Create a random mixture

import openturns as ot
import openturns.viewer as viewer
from matplotlib import pylab as plt

ot.Log.Show(ot.Log.NONE)

Create a mixture of distributions

We define an affine combination of input random variables.

Y = 2 + 5 X_1 + X_2

where:

  • X_1 \sim \mathcal{E}(\lambda=1.5)

  • X_2 \sim \mathcal{N}(\mu=4, \sigma=1)

This notion is different from the Mixture where the combination is made on the probability density functions and not on the univariate random variable.

We create the distributions associated to the input random variables :

X1 = ot.Exponential(1.5)
X2 = ot.Normal(4.0, 1.0)

We define an offset a0 :

a0 = 2.0

We create the weights :

weight = [5.0, 1.0]

We create the affine combination Y :

distribution = ot.RandomMixture([X1, X2], weight, a0)
print(distribution)
RandomMixture(Normal(mu = 6, sigma = 1) + Exponential(lambda = 0.3, gamma = 0))

We get its mean :

mean = distribution.getMean()[0]
print("Mean : %.3f" % mean)
Mean : 9.333

its variance :

variance = distribution.getCovariance()[0, 0]
print("Variance : %.3f" % variance)
Variance : 12.111

the 90% quantile :

quantile = distribution.computeQuantile(0.9)[0]
print("0.9-quantile : %.3f" % quantile)
0.9-quantile : 13.825

We can get the probability of the Y random variable to exceed 10.0 :

prb = distribution.computeSurvivalFunction(10.0)
print("Probability : %.3f" % prb)
Probability : 0.315

We draw its PDF :

graph = distribution.drawPDF()
view = viewer.View(graph)
plot create random mixture

We draw its CDF :

graph = distribution.drawCDF()
view = viewer.View(graph)
plot create random mixture

Create a discrete mixture

In this paragraph we build the distribution of the value of the sum of 20 dice rolls.

Y = \sum_{i=1}^{20} X_i

where X_i \sim U(1,2,3,4,5,6)

We create the distribution associated to the dice roll :

X = ot.UserDefined([[i] for i in range(1, 7)])

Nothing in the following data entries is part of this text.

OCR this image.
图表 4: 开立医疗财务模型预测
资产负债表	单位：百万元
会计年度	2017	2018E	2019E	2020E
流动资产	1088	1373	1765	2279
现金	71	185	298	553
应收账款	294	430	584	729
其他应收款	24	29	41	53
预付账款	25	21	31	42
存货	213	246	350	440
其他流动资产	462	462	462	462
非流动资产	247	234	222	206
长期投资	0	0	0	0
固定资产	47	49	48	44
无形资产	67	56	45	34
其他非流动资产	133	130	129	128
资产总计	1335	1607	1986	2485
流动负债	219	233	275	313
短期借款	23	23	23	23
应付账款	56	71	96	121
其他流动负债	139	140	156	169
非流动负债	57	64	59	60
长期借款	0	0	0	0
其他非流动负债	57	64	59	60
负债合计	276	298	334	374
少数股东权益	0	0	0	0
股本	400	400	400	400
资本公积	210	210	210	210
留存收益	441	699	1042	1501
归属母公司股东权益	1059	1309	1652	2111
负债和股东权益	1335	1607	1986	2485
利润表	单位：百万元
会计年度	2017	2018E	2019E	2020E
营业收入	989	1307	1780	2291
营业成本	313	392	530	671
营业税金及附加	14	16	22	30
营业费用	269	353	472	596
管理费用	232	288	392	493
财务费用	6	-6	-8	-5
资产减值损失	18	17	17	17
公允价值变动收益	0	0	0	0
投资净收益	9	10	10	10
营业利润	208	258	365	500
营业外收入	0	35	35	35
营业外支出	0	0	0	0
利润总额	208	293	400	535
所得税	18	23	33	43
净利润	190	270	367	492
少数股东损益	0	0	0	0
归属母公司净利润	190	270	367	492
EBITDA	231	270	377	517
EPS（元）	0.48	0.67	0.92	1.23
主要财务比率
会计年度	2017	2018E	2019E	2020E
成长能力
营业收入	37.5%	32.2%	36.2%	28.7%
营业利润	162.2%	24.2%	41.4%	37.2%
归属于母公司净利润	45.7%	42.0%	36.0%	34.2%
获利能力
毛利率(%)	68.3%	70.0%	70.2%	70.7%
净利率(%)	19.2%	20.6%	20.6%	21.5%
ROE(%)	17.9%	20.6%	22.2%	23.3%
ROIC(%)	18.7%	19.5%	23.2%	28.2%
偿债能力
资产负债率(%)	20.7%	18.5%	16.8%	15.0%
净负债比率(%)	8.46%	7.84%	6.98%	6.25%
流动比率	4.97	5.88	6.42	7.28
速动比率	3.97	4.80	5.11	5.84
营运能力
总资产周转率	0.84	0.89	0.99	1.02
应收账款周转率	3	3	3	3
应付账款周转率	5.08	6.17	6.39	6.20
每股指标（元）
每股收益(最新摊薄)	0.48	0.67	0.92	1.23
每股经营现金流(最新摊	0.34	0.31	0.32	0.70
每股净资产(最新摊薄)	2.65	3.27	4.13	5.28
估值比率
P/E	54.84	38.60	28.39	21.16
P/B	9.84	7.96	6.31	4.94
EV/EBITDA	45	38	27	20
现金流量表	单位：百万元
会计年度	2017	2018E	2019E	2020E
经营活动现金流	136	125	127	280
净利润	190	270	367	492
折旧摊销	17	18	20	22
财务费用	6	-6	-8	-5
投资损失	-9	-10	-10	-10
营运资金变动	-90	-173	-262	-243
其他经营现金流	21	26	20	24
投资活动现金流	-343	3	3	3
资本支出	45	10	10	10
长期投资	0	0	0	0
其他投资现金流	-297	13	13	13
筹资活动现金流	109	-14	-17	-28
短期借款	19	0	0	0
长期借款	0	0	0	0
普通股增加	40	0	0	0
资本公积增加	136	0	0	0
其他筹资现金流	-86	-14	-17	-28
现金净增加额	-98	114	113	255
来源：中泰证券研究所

Let’s roll the dice a few times !

sample = X.getSample(10)
print(sample)
    [ v0 ]
0 : [ 1  ]
1 : [ 1  ]
2 : [ 6  ]
3 : [ 2  ]
4 : [ 4  ]
5 : [ 2  ]
6 : [ 3  ]
7 : [ 1  ]
8 : [ 3  ]
9 : [ 2  ]
N = 20

We create a collection of identically distributed Xi :

coll = [X] * N

We create the weights and an affine combination :

weight = [1.0] * N
distribution = ot.RandomMixture(coll, weight)

We compute the probability to exceed a sum of 100 after 20 dice rolls :

print("Probability : %.3g" % distribution.computeComplementaryCDF(100))
Probability : 1.58e-05

We draw its PDF :

graph = distribution.drawPDF()
view = viewer.View(graph)
X0 PDF

and its CDF :

graph = distribution.drawCDF()
view = viewer.View(graph)
X0 CDF

Display all figures

plt.show()